Why has the MLE for a Gaussian Distribution only one solution although not being “jointly” convex in mean and variance

convex optimizationconvex-analysismaximum likelihoodnormal distribution

I am currently looking into the Maximum Likelihood Estimate (MLE) for the mean $\mu$ and $\sigma^2$ of a Gaussian distribution $\mathcal{N}(\mu, \sigma^2)$ for a given set of samples

$$\left\{x_i \ \vert\ x_i \in \mathbb{R}, i = 1, \ldots, n \right\}.$$

The MLE is given by

\begin{align*}
\mu^* &= \frac{1}{n} \sum_{i=1}^n x_i \\
\sigma^{2^*} &= \frac{1}{n} \sum_{i=1}^n (x_i – \mu^*)^2
\end{align*}

and is indeed the global maximizer, as shown in this thread. It is however easy to show that jointly maximizing the likelihood w.r.t. $\mu$ and $\sigma^2$ is non-concave, as done in this thread. More precisely, this thread looks at the equal objective of minimizing the negative log-likelihood and it shows that the negative log-likelihood is non-convex.

I have already shown in the very same thread, that we can find a non-convex set $G$ on which the negative log-likelihood is convex and that contains the MLE.

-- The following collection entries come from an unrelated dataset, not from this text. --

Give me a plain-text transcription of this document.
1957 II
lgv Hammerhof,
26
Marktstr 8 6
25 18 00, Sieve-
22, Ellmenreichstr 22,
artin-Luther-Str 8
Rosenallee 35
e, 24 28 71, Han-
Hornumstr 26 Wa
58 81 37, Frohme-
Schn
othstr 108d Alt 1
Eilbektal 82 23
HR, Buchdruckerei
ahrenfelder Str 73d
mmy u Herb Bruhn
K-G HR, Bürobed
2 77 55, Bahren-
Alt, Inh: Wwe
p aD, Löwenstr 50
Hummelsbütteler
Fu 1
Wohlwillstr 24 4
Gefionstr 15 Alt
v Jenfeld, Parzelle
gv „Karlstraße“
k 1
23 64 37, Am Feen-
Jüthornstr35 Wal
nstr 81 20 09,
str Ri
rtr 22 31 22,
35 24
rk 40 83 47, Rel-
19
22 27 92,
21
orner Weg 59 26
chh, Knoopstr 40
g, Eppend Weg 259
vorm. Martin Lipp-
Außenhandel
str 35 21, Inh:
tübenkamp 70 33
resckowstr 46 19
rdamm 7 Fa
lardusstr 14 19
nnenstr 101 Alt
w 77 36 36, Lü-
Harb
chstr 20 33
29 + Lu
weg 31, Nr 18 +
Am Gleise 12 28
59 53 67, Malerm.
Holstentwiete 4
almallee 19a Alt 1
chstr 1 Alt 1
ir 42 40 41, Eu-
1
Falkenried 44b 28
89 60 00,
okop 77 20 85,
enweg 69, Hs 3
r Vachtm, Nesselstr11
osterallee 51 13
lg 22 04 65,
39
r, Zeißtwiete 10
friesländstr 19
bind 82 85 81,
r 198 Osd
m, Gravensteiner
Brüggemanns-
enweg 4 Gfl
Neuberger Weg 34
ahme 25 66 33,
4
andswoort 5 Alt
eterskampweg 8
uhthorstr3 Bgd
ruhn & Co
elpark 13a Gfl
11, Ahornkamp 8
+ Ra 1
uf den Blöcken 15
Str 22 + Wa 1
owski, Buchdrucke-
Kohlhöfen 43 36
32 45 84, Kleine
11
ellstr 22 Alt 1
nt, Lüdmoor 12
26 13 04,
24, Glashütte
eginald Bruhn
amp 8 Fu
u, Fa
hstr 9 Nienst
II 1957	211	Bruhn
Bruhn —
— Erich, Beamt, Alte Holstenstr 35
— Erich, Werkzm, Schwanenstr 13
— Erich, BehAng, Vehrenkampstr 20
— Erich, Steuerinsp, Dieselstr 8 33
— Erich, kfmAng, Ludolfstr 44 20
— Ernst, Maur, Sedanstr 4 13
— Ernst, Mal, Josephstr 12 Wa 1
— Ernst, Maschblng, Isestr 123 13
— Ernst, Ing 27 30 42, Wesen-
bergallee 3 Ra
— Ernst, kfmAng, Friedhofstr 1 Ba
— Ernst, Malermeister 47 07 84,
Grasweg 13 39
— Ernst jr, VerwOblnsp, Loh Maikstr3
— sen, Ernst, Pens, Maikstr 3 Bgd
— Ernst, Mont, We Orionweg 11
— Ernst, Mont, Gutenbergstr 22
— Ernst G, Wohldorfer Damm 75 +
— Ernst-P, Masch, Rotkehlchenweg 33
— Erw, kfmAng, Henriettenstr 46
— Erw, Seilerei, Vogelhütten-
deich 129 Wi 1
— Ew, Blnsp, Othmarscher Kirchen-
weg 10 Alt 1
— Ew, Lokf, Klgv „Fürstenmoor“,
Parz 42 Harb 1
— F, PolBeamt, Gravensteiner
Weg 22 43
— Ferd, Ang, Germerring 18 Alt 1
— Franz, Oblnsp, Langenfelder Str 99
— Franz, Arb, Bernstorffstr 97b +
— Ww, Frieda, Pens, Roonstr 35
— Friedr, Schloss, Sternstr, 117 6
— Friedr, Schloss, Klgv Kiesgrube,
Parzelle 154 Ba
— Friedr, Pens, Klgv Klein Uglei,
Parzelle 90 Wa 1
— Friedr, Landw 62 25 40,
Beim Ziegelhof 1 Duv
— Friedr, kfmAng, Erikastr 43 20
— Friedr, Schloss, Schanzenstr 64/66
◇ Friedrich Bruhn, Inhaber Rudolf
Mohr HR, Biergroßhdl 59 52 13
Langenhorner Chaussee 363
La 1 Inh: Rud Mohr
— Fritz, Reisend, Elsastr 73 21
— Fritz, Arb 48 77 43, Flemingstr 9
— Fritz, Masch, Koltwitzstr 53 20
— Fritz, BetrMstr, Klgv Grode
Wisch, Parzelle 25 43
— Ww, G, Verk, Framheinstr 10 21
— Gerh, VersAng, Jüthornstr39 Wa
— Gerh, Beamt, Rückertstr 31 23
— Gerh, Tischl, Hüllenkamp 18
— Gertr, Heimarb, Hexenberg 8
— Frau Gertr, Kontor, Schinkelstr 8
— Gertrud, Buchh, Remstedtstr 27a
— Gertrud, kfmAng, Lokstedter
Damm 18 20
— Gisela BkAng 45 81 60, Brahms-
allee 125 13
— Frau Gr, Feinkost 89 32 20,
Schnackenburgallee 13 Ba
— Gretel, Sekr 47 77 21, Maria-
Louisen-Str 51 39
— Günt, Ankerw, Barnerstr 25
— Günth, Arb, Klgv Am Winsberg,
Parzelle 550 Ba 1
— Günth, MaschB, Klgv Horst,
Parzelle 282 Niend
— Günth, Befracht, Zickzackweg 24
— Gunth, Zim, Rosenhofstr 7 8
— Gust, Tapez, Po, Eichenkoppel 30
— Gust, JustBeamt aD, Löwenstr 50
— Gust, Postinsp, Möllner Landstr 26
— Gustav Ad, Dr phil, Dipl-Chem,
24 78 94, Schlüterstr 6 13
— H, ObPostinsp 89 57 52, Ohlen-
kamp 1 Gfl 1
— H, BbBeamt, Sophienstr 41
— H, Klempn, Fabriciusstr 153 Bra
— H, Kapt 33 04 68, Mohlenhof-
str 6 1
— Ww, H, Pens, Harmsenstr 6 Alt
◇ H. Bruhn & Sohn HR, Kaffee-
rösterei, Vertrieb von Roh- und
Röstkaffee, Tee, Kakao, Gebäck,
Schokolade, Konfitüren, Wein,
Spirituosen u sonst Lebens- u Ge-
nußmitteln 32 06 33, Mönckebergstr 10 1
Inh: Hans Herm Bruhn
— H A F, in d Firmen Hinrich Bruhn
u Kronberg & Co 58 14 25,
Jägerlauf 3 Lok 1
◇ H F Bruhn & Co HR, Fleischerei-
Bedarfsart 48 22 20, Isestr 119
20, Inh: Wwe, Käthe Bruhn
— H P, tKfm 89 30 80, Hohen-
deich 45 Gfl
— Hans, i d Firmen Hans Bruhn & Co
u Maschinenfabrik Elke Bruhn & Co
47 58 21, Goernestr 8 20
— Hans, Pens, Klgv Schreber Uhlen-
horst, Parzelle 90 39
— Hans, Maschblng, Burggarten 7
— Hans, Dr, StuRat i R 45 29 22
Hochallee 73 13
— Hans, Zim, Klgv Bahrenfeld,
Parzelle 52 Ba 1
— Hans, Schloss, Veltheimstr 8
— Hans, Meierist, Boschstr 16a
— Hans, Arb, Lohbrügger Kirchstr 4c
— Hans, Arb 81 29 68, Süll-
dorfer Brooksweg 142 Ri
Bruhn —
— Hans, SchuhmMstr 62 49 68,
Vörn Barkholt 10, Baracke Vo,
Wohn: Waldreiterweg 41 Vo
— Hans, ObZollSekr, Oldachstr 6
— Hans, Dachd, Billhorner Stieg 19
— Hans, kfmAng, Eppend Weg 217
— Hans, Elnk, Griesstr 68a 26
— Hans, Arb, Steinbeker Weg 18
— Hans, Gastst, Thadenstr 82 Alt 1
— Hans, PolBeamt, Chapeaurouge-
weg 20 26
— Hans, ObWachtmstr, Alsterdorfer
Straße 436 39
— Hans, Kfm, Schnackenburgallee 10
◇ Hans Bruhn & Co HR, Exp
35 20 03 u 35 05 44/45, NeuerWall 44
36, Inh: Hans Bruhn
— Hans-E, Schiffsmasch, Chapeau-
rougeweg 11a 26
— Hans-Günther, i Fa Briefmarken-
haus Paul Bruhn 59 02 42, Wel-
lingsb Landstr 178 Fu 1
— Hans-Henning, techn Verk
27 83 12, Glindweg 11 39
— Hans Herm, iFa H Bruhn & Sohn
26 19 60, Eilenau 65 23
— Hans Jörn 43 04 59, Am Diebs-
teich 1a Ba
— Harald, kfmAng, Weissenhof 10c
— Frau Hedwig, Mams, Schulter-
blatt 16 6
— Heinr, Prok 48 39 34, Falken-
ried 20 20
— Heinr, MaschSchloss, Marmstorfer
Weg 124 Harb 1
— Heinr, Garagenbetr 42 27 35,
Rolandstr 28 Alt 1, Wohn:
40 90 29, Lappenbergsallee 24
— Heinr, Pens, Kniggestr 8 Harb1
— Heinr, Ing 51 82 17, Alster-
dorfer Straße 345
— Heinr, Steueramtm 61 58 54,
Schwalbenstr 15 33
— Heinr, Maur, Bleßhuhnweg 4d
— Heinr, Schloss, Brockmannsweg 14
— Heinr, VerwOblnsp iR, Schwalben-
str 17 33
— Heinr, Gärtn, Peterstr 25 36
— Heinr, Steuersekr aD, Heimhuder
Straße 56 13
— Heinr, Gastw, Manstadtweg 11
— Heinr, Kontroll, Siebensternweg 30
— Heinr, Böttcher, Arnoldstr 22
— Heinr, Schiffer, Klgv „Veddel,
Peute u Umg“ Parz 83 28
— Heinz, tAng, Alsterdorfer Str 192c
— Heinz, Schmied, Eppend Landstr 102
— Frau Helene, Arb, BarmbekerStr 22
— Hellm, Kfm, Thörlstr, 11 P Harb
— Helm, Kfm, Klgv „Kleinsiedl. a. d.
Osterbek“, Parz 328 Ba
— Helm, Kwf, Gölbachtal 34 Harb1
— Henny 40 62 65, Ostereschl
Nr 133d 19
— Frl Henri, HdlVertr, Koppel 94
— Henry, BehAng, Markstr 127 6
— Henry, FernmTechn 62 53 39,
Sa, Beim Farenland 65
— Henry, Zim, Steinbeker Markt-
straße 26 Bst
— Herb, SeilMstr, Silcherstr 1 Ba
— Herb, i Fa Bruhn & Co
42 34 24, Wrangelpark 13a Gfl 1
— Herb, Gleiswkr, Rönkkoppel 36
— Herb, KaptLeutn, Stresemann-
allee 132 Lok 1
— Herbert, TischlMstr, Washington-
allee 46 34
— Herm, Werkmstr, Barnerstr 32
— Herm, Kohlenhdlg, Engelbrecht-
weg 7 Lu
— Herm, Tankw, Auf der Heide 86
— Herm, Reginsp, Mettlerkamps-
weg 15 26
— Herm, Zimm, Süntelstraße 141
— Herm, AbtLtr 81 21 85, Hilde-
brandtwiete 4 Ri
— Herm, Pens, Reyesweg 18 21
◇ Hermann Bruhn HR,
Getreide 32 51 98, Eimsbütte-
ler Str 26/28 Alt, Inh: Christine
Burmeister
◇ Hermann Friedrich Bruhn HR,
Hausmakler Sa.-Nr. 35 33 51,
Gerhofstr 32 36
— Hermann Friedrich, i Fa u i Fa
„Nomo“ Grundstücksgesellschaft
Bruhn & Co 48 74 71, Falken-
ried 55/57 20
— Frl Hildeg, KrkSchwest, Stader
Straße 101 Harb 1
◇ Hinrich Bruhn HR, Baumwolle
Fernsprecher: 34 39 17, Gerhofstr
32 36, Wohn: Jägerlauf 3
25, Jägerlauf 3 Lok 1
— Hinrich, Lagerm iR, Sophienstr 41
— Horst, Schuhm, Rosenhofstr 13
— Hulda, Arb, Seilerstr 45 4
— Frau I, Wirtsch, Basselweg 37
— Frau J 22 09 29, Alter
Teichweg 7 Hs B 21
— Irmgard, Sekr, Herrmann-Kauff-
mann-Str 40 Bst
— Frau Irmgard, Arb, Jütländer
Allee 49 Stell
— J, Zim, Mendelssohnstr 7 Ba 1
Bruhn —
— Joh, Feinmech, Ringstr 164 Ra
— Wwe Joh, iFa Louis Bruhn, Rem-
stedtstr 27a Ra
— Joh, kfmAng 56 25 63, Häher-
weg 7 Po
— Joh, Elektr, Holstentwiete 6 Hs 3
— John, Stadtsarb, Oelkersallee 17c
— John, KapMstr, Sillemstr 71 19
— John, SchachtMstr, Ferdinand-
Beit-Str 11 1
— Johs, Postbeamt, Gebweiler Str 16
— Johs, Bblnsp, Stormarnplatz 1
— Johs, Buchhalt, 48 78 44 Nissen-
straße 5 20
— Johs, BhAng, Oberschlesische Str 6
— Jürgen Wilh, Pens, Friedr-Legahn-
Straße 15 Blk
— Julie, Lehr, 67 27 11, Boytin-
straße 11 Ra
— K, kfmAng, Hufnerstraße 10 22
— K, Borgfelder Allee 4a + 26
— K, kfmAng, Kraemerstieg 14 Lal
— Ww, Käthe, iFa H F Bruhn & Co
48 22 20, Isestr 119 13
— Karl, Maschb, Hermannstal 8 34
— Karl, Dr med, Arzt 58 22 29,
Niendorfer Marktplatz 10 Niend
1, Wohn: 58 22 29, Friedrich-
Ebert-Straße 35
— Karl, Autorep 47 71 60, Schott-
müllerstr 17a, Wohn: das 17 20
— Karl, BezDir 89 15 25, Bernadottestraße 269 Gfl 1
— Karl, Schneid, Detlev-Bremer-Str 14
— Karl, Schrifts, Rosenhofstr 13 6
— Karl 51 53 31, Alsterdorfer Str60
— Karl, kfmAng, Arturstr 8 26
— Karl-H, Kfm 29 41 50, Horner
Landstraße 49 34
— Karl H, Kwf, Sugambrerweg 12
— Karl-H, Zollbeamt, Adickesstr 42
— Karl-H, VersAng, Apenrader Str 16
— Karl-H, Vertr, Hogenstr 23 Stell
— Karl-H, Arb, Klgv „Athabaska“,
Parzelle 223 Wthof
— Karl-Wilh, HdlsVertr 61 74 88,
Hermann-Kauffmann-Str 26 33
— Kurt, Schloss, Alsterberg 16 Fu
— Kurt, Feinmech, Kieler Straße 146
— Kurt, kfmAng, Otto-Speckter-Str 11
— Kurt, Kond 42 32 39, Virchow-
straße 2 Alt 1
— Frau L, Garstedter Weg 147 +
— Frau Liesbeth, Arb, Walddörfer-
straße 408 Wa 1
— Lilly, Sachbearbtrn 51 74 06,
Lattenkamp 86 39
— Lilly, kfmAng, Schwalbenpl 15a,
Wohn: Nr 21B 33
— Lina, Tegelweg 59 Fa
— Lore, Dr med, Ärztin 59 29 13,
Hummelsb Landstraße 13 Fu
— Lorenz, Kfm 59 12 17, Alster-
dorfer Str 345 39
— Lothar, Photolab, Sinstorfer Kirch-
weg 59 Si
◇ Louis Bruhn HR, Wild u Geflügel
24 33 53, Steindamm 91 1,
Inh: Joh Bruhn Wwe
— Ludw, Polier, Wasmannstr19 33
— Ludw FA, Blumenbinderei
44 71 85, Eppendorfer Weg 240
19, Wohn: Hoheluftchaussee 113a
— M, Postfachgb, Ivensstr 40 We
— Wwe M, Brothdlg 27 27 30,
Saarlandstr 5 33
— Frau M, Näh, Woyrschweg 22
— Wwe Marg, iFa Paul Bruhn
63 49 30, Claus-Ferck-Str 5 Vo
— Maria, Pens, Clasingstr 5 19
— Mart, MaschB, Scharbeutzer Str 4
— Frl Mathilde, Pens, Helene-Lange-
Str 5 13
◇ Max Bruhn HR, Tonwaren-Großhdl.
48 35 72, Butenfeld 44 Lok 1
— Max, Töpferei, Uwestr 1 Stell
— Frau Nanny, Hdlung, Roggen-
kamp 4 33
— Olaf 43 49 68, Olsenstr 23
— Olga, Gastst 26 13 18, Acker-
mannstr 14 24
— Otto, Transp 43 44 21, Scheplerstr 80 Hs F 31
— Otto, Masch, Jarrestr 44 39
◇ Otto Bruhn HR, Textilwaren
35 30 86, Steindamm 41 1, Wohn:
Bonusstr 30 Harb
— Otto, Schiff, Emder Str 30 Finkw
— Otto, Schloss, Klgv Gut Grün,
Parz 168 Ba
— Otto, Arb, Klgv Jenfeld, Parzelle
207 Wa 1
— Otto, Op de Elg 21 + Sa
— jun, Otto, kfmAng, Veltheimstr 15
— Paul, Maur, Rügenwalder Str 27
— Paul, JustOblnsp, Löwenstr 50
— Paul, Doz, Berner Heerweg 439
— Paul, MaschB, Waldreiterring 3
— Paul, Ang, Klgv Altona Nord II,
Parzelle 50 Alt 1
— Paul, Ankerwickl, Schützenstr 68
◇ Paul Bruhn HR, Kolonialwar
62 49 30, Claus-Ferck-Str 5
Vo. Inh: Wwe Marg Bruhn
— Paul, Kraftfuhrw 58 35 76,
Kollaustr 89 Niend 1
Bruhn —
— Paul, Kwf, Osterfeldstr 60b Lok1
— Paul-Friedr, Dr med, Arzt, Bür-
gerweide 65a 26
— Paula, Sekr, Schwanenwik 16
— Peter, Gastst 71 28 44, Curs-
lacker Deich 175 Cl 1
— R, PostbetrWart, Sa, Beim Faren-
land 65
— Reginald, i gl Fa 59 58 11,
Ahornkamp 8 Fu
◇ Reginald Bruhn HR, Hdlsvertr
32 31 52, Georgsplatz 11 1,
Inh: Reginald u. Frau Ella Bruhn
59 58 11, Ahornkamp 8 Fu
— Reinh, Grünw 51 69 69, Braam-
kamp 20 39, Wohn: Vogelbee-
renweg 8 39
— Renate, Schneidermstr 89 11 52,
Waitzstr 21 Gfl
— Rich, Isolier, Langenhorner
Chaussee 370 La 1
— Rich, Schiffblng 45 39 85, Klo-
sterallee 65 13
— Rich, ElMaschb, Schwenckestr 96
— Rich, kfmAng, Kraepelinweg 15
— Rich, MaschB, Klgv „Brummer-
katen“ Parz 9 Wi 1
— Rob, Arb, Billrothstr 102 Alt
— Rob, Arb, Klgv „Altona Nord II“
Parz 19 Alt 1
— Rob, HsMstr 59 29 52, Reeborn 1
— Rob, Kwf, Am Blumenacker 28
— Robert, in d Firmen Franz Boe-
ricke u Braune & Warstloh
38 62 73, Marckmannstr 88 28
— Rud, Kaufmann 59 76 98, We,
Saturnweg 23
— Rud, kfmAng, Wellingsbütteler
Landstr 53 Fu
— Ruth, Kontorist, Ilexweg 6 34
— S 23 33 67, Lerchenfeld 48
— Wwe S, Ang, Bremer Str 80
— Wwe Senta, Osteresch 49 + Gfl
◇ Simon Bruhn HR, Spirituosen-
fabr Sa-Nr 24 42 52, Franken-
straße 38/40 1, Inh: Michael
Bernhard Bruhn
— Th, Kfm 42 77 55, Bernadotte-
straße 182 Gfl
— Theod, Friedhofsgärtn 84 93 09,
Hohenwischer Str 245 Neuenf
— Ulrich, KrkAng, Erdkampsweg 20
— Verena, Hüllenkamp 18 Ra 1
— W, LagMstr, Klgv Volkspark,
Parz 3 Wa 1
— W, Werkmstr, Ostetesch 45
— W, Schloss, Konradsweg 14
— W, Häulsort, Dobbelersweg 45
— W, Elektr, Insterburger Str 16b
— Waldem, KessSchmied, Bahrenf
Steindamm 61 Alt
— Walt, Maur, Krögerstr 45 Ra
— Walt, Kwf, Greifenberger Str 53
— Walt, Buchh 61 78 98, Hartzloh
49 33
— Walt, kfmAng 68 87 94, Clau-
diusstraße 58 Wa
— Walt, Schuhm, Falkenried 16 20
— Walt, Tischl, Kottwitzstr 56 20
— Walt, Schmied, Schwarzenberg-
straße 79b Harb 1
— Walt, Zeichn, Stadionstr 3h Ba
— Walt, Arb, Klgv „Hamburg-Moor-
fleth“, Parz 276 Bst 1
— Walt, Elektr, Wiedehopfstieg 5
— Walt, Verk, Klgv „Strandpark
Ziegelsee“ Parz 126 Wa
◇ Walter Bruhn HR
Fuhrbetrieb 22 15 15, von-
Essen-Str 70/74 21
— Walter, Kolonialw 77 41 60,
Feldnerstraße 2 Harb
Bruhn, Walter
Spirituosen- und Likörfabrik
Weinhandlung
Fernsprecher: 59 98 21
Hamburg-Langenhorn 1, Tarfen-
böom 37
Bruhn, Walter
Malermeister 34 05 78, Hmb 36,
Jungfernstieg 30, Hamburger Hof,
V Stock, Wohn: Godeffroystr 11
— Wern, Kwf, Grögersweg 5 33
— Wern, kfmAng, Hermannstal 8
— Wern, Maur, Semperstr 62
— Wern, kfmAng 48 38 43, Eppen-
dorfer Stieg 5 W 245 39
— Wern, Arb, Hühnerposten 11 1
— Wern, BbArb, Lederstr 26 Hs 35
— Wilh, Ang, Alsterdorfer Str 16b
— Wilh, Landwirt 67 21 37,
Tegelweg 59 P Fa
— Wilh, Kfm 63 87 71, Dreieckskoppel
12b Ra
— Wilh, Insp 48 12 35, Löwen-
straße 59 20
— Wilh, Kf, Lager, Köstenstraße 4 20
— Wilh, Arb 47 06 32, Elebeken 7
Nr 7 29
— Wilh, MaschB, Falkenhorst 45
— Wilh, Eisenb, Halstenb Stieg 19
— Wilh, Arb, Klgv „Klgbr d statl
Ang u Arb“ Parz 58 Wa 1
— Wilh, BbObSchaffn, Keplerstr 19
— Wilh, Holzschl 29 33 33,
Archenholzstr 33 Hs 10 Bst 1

Now my question: Why are there no other minimizers of the negative log-likelihood outside of the set $G$ that we can find via the condition

$$\nabla_{\mu,\sigma^2} – \log\left(\prod_{i=1}^n \mathcal{N}(x_i \vert \mu, \sigma^2)\right) = 0\quad?$$

More generally, is it possible that a function is non-convex on $\mathbb{R}^n$ but has only one minimizer (or a set of minimizers with the same function value)?

Best Answer

It is key that the (location of the) maximum over $\mu$ does not depend on $\sigma$. For that optimal value of $\mu$, there is again a unique optimal $\sigma$. Therefore, you can just optimize sequentially and you do not need joint concavity.